A key principle for SharePoint Online is to never have a single copy of any piece of data. SharePoint Online uses SQL Server replication, which is a set of technologies for copying and distributing data and database objects from one database to another, and then synchronizing between databases to maintain consistency.

For example, when a user saves a file in SharePoint Online, the file is chunked, encrypted, and stored within Azure Blob storage. Azure Blob service provides mechanisms to ensure data integrity both at the application and transport layers. This post will detail these mechanisms from the service and client perspective. MD5 checking is optional on both PUT and GET operations; however, it does provide a convenience facility to ensure data integrity across the network when using HTTP. Additionally, since HTTPS provides transport layer security additional MD5 checking is not needed while connecting over HTTPS as it would be redundant. Azure Blob service provides a durable storage medium, and uses its own integrity checking for stored data. The MD5's that are used when interacting with an application are provided for checking the integrity of the data when transferring that data between the application and service via HTTP.

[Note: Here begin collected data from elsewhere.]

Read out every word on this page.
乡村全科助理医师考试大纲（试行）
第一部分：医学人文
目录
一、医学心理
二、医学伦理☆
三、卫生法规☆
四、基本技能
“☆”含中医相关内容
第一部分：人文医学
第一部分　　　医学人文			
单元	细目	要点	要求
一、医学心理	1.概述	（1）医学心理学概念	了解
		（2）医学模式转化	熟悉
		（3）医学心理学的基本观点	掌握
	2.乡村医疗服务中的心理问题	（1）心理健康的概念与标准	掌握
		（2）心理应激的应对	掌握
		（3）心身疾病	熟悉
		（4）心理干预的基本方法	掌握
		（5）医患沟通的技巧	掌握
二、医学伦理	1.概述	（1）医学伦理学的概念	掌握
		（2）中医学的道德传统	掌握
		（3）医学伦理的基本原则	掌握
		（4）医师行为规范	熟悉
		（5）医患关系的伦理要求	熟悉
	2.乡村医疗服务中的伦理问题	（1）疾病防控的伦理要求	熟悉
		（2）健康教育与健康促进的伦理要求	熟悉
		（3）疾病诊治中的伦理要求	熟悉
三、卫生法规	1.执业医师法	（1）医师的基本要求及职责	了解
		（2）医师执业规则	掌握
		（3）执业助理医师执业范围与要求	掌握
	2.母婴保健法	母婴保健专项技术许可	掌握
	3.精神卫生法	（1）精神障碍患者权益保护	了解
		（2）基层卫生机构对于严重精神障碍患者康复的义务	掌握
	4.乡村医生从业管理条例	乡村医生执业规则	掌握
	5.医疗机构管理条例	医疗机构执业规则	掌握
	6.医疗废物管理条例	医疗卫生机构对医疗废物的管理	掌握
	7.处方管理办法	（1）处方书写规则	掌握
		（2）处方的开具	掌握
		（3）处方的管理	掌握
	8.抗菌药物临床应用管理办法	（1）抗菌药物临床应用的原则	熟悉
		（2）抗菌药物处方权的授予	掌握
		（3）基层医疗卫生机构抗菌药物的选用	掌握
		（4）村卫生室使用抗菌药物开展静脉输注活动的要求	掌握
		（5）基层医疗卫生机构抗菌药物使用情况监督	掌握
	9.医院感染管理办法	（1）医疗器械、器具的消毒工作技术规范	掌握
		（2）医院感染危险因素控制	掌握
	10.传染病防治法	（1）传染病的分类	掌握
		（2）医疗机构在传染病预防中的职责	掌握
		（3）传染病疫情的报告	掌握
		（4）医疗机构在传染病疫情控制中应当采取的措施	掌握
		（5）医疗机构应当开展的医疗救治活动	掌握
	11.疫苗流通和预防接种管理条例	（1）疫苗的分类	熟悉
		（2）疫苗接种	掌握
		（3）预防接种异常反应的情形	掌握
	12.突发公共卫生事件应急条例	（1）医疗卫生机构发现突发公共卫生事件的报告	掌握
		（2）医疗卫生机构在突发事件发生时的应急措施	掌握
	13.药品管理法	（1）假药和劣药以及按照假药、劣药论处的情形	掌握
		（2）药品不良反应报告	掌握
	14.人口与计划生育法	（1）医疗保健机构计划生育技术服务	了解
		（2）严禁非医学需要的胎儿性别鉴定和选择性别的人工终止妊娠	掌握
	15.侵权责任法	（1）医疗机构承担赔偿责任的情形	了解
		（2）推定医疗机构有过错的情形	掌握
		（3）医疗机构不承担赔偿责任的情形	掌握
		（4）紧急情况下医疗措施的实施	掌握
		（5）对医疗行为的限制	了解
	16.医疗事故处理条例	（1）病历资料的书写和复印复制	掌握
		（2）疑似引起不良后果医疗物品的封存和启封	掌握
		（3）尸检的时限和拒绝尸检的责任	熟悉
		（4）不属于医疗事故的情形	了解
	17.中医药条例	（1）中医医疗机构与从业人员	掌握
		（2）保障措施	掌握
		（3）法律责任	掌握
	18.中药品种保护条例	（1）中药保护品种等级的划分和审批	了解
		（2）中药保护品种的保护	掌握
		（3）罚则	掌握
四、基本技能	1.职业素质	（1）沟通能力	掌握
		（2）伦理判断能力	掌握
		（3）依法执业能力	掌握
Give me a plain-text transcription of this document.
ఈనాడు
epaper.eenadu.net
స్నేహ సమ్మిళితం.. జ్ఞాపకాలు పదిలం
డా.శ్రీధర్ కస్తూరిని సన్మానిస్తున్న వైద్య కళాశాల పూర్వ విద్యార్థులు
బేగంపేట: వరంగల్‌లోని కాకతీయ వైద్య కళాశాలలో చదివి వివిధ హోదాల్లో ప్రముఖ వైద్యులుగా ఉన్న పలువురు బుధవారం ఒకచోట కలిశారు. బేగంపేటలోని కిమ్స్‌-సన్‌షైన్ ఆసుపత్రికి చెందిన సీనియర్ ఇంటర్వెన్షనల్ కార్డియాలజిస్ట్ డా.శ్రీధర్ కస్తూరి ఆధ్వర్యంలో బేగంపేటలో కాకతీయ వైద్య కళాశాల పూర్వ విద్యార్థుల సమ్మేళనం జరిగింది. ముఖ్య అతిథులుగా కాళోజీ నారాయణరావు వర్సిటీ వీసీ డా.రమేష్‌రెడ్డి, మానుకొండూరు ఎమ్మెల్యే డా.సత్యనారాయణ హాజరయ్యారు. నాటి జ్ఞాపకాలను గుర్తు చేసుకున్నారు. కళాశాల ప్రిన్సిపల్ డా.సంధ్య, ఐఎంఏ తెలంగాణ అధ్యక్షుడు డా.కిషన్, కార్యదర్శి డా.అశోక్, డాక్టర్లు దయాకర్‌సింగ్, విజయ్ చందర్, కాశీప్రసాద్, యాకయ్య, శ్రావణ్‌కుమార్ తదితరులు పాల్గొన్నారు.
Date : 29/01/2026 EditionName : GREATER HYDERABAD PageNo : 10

To ensure data integrity the Azure Blob service uses MD5 hashes of the data in a couple different manners. It is important to understand how these values are calculated, transmitted, stored, and eventually enforced to appropriately design your application to utilize them to provide data integrity. For more information, see Windows Azure Blob MD5 Overview.

Metadata and pointers to the file are stored in a SQL Server database (the content database). All the chunks – files, pieces of files, and update deltas – are stored as blobs in Azure storage that are randomly distributed across multiple Azure storage accounts. The SQL database is hosted on a RAID 10 storage array which is synchronously mirrored to another RAID 10 storage array in a separate rack within the same datacenter. Asynchronous log shipping is then used to replicate the data to another RAID 10 storage array in a second datacenter. In addition to protecting data with RAID 10 and synchronous and asynchronous replication, scheduled data backups are taken which are also asynchronously replicated to the second datacenter.

In SharePoint Online, data backups are performed every 12 hours and retained for 14 days. SharePoint Online also uses a hot standby system that includes paired geographically-separate datacenters within the same customer data location region (for example, Chicago and San Antonio for customers who have provisioned their tenant in the United States) configured as active/active. For example, there are live users that have Chicago as their primary datacenter and San Antonio as a failover datacenter, and live users that have San Antonio as their primary datacenter and Chicago as their failover datacenter.